Как я поняла потом, Фрейд обратился к юнге с вопросом, кто я такая и чего могу от него хотеть, сообщив, что я прошу его о свидании. Юнга быстро смекнув, что я собираюсь говорить с Фрейдом о нашей любви, охарактеризовал меня самым неприглядным образом. Я, дескать, с самого начала пыталась его соблазнить, а он не поддавался, но пять лет занимался мной после того, как меня выписали из клиники, исключительно из сострадания. Он не покидал меня бескорыстно, понимая, что я опять скачусь в бездну истерии, если он меня бросит.
А кроме того, сообщил он, я была его первым случаем исцеления с помощью психоанализа, и он не мог допустить возвращения моей болезни. И тут он признался, что я та самая пациентка из России, чей случай стал хрестоматийным. Я узнала об этом гораздо позже, когда моя переписка с Фрейдом стала почти регулярной, а переписка юнги с ним стала прерывистой и недружелюбной. Но тогда Фрейд в ответном письме мне твердо стал на сторону юнги и начал уговаривать меня смириться и отступить.
А на случай, если я не соглашусь смириться, они приготовились объявить меня душевнобольной, помешанной на эротическом влечении к своему врачу. Я узнала об этом от Фрейда спустя несколько месяцев, когда его отношения с юнгой начали стремительно портиться. Это тоже была трагическая история, может быть, даже более трагическая, чем мой разрыв с юнгой. Не знаю, сыграла ли в этой драме роль моя жалоба на Юнга, или намеки Юнга на роман Фрейда с Минной Бернес,но примерно в то же время два столпа психоанализа начали медленно отдаляться друг от друга.

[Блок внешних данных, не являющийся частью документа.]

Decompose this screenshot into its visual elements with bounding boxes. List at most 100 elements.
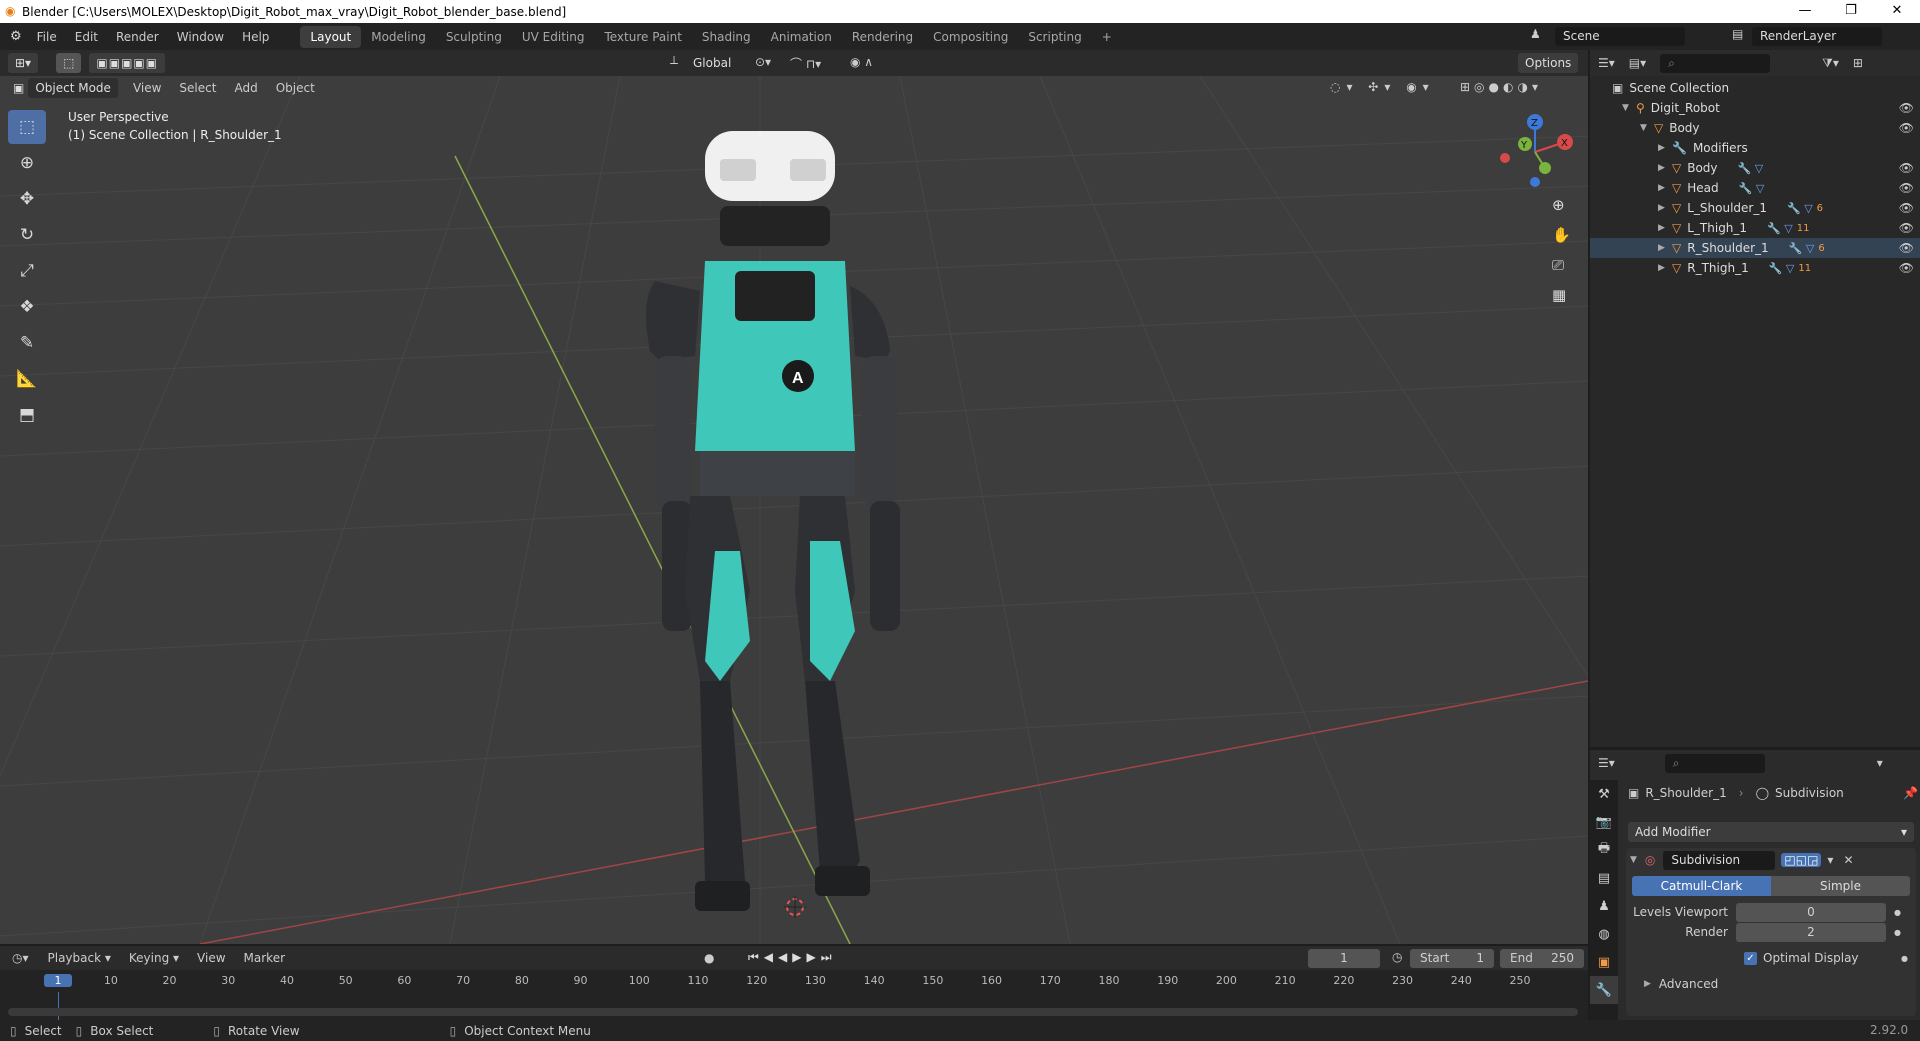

Первый, казалось бы мелкий, инцидент случился на борту парохода,на котором оба они в компании с еще одним членом их группы направлялись на конгресс в Америку. За обедом Юнг выпил стакан вина и начал с увлечением рассказывать о каких-то зловонных мумиях в саванах, найденных в бельгийских болотах. Фрейд отодвинул тарелку и тихо попросил Юнга прекратить этот рассказ, но Юнг, возбужденный вином и темой, а может и из злорадства, не прекращал. Тогда Фрейд снова попросил его остановиться, но Юнг продолжал, словно не слышал просьбы. И тут Фрейд закатил глаза под веки, потерял сознание и упал со стула.
Отношения юнги с Фрейдом стали с тех пор портиться, и тут подоспела я со своими письмами. Я иногда думаю, что я сыграла в их разрыве роковую роль. Конечно, разрыв этот произошел не из-за меня, а из-за борьбы амбиций, когда психоанализ из маленькой затеи венских евреев начал превращаться в мировую организацию и захватывать новые круги медицинского сообщества. Как только организация выросла, она стала колоться на группы, в которых незначительная разница идей превращала людей в значительных претендентов на первое место.
Поначалу юнга был счастлив, что Фрейд назвал его своим сыном и наследником. А через несколько лет он уже не хотел быть сыном, а претендовал на титул отца. И Фрейд, необычайно чуткий к своему престижу, распознал это стремление в снах юнги, которые тот ему регулярно описывал в своих письмах. А кроме того, юнгу стала раздражать роль почти единственного арийца в этой затее венских евреев, и швейцарский Цюрих начал подкапываться под еврейскую Вену. Каким-то странным образом это противостояние совпало с моей настойчивой идеей создания Зигфрида - нашего арийско-семитского плода, который даст человечеству небывалый толчок к новым высотам.
Намеренно неправильно истолковав мою идею, юнга пожаловался Фрейду, что наш разрыв произошел оттого, что я жаждала родить от него ребенка, чего он не мог себе позволить. Можно подумать, что я могла себе это позволить! К тому времени любовь Фрейда к юнге уже сильно поостыла, и он, основываясь на моих письмах, обвинил юнгу во лжи. Не найдя способа выкрутиться, юнга признался, что дьявол всегда находит способ превратить лучшие побуждения в грех.
Казалось, на этом вся история могла бы закончиться, но я, обиженная несправедливым упреком юнги по поводу ребенка, написала Фрейду о намерении юнги выступить против него с новой идеей. Идея юнги, частично направленная против меня, состояла в том, что подсознание личности несет в себе не только ее детские эротические представления, но содержит еще исторический опыт всего ее племени. И таким образом, по Юнгу, еврейское подсознание отличается от арийского.
Узнав об этом замысле, Фрейд пришел в ярость. Это было время, когда озарившая его идея подсознания подвергалась жестоким атакам его противников, и одним из главных их аргументов было обвинение в еврейском характере всего его учения. Теперь даже трудно себе представить, что бывали минуты, когда вся идея психоанализа казалась обреченной.